Grassland curing estimates used in a range of bushfire prediction and warning systems rely on satellite and human observers. Current methods of estimating curing are being expanded throughout the eastern states of Australia by the lead agency in the field, the Country Fire Authority of Victoria.
In grassland landscapes that are lightly treed and have a high proportion of exposed soils, such as the Mallee in north-western Victoria, there is a tendency to under estimate curing after summer rainfall events; in other words satellites fail to detect late season green up leading to downstream issues in systems that use the estimates such as fire danger forecasts and fire spread models.
Last summer CFA and RISER established the viability of using UAVs to capture a series of vegetation indices which are highly correlated to grassland curing. The platform showed promise in being able to produce extremely high resolution data that may provide researchers with insight into grassland curing at other scales. With this in mind CFA and RISER again utilized Think Spatial’s UAV to capture imagery in conjunction with vegetation sampling at Murrayville, in the middle of the Mallee, northern Victoria.

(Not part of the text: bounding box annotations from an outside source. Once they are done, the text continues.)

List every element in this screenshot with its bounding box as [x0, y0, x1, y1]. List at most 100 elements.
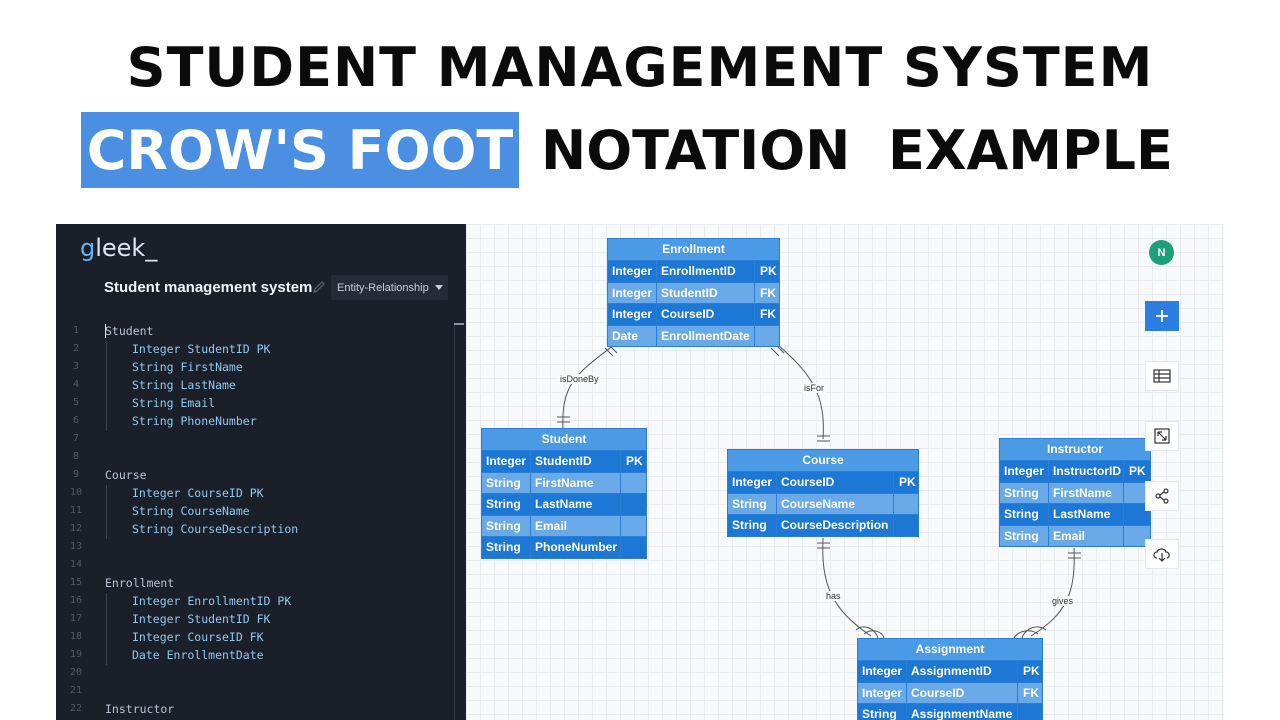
entity-attribute-row[interactable]: String LastName: [482, 493, 646, 515]
attribute-key: PK: [899, 475, 916, 489]
entity-attribute-row[interactable]: String CourseDescription: [728, 514, 918, 536]
code-line[interactable]: 22 Instructor: [56, 700, 456, 718]
entity-enrollment[interactable]: Enrollment Integer EnrollmentID PK Integer St…: [607, 238, 780, 347]
line-number: 12: [69, 523, 83, 534]
code-line[interactable]: 16 Integer EnrollmentID PK: [56, 592, 456, 610]
line-number: 6: [72, 415, 80, 426]
entity-attribute-row[interactable]: Integer StudentID FK: [608, 281, 779, 303]
entity-attribute-row[interactable]: String FirstName: [1000, 481, 1150, 503]
share-button[interactable]: [1145, 481, 1179, 511]
entity-attribute-row[interactable]: Integer CourseID PK: [728, 471, 918, 493]
attribute-key: FK: [760, 285, 776, 300]
entity-attribute-row[interactable]: Integer CourseID FK: [858, 681, 1042, 703]
entity-attribute-row[interactable]: Integer AssignmentID PK: [858, 660, 1042, 682]
entity-attribute-row[interactable]: String PhoneNumber: [482, 536, 646, 558]
entity-attribute-row[interactable]: String Email: [482, 514, 646, 536]
attribute-name: CourseID: [777, 472, 894, 493]
code-line[interactable]: 2 Integer StudentID PK: [56, 340, 456, 358]
code-line[interactable]: 3 String FirstName: [56, 358, 456, 376]
entity-header[interactable]: Enrollment: [608, 239, 779, 260]
line-number: 16: [69, 595, 83, 606]
code-line[interactable]: 14: [56, 556, 456, 574]
line-text: Integer EnrollmentID PK: [132, 594, 292, 608]
entity-header[interactable]: Instructor: [1000, 439, 1150, 460]
entity-attribute-row[interactable]: Integer CourseID FK: [608, 303, 779, 325]
scrollbar-thumb[interactable]: [454, 323, 464, 325]
heading-highlight: CROW'S FOOT: [81, 112, 519, 188]
code-line[interactable]: 5 String Email: [56, 394, 456, 412]
code-line[interactable]: 12 String CourseDescription: [56, 520, 456, 538]
attribute-key: PK: [626, 454, 643, 468]
indent-guide: [106, 485, 107, 539]
attribute-type: String: [1000, 482, 1049, 503]
indent-guide: [106, 593, 107, 665]
table-view-button[interactable]: [1145, 361, 1179, 391]
code-line[interactable]: 21: [56, 682, 456, 700]
code-line[interactable]: 17 Integer StudentID FK: [56, 610, 456, 628]
attribute-name: LastName: [1049, 504, 1124, 525]
pencil-icon[interactable]: [312, 280, 326, 294]
code-line[interactable]: 18 Integer CourseID FK: [56, 628, 456, 646]
code-line[interactable]: 6 String PhoneNumber: [56, 412, 456, 430]
line-number: 15: [69, 577, 83, 588]
attribute-key: PK: [1023, 664, 1040, 678]
line-number: 13: [69, 541, 83, 552]
attribute-key: FK: [760, 307, 776, 321]
document-title[interactable]: Student management system: [104, 279, 312, 296]
entity-attribute-row[interactable]: Date EnrollmentDate: [608, 324, 779, 346]
attribute-type: Integer: [858, 682, 907, 703]
entity-attribute-row[interactable]: String FirstName: [482, 471, 646, 493]
entity-attribute-row[interactable]: Integer EnrollmentID PK: [608, 260, 779, 282]
gleek-logo[interactable]: gleek_: [80, 234, 157, 262]
code-editor-panel: gleek_ Student management system Entity-…: [56, 224, 466, 720]
code-line[interactable]: 10 Integer CourseID PK: [56, 484, 456, 502]
code-line[interactable]: 7: [56, 430, 456, 448]
share-icon: [1155, 488, 1169, 504]
attribute-type: String: [728, 515, 777, 536]
attribute-name: AssignmentName: [907, 704, 1018, 720]
fit-to-screen-button[interactable]: [1145, 421, 1179, 451]
entity-instructor[interactable]: Instructor Integer InstructorID PK String Fir…: [999, 438, 1151, 547]
entity-assignment[interactable]: Assignment Integer AssignmentID PK Integer Co…: [857, 638, 1043, 720]
indent-guide: [106, 341, 107, 431]
entity-attribute-row[interactable]: String CourseName: [728, 492, 918, 514]
attribute-key: [621, 537, 646, 558]
code-line[interactable]: 8: [56, 448, 456, 466]
code-line[interactable]: 19 Date EnrollmentDate: [56, 646, 456, 664]
diagram-type-dropdown[interactable]: Entity-Relationship: [331, 275, 448, 300]
line-text: String PhoneNumber: [132, 414, 257, 428]
attribute-type: String: [1000, 525, 1049, 546]
entity-student[interactable]: Student Integer StudentID PK String FirstName…: [481, 428, 647, 559]
attribute-type: Integer: [608, 304, 657, 325]
entity-attribute-row[interactable]: String AssignmentName: [858, 703, 1042, 720]
diagram-type-label: Entity-Relationship: [337, 281, 429, 294]
entity-attribute-row[interactable]: String LastName: [1000, 503, 1150, 525]
editor-scrollbar[interactable]: [454, 322, 464, 720]
add-button[interactable]: [1145, 301, 1179, 331]
entity-header[interactable]: Course: [728, 450, 918, 471]
code-line[interactable]: 9 Course: [56, 466, 456, 484]
entity-header[interactable]: Assignment: [858, 639, 1042, 660]
attribute-name: FirstName: [531, 472, 621, 493]
entity-header[interactable]: Student: [482, 429, 646, 450]
attribute-type: String: [482, 494, 531, 515]
entity-attribute-row[interactable]: Integer InstructorID PK: [1000, 460, 1150, 482]
code-line[interactable]: 13: [56, 538, 456, 556]
entity-attribute-row[interactable]: String Email: [1000, 524, 1150, 546]
code-line[interactable]: 11 String CourseName: [56, 502, 456, 520]
user-avatar[interactable]: N: [1149, 240, 1174, 265]
code-line[interactable]: 20: [56, 664, 456, 682]
entity-attribute-row[interactable]: Integer StudentID PK: [482, 450, 646, 472]
attribute-type: String: [728, 493, 777, 514]
entity-course[interactable]: Course Integer CourseID PK String CourseName S…: [727, 449, 919, 537]
line-number: 9: [72, 469, 80, 480]
diagram-canvas[interactable]: isDoneBy isFor has gives Enrollment Integ…: [466, 224, 1224, 720]
code-line[interactable]: 15 Enrollment: [56, 574, 456, 592]
code-line[interactable]: 1 Student: [56, 322, 456, 340]
line-text: Date EnrollmentDate: [132, 648, 264, 662]
download-button[interactable]: [1145, 539, 1179, 569]
code-line[interactable]: 4 String LastName: [56, 376, 456, 394]
line-number: 5: [72, 397, 80, 408]
relationship-label-isdoneby: isDoneBy: [558, 374, 601, 384]
line-text: Integer CourseID FK: [132, 630, 264, 644]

Early this fortnigfht, under bright blue skies, sampling consisted of gathering fuel samples in treeless “reference” paddocks of wheat and pasture grasses, then moving onto native pastures that were lightly treed in some areas and more heavily treed elsewhere. Another field trip will take place later in the season after rains produce a “green up” event.
The team (pictured) were greatly assisted by local CFA Group Officer Trevor (Blue) Wyatt.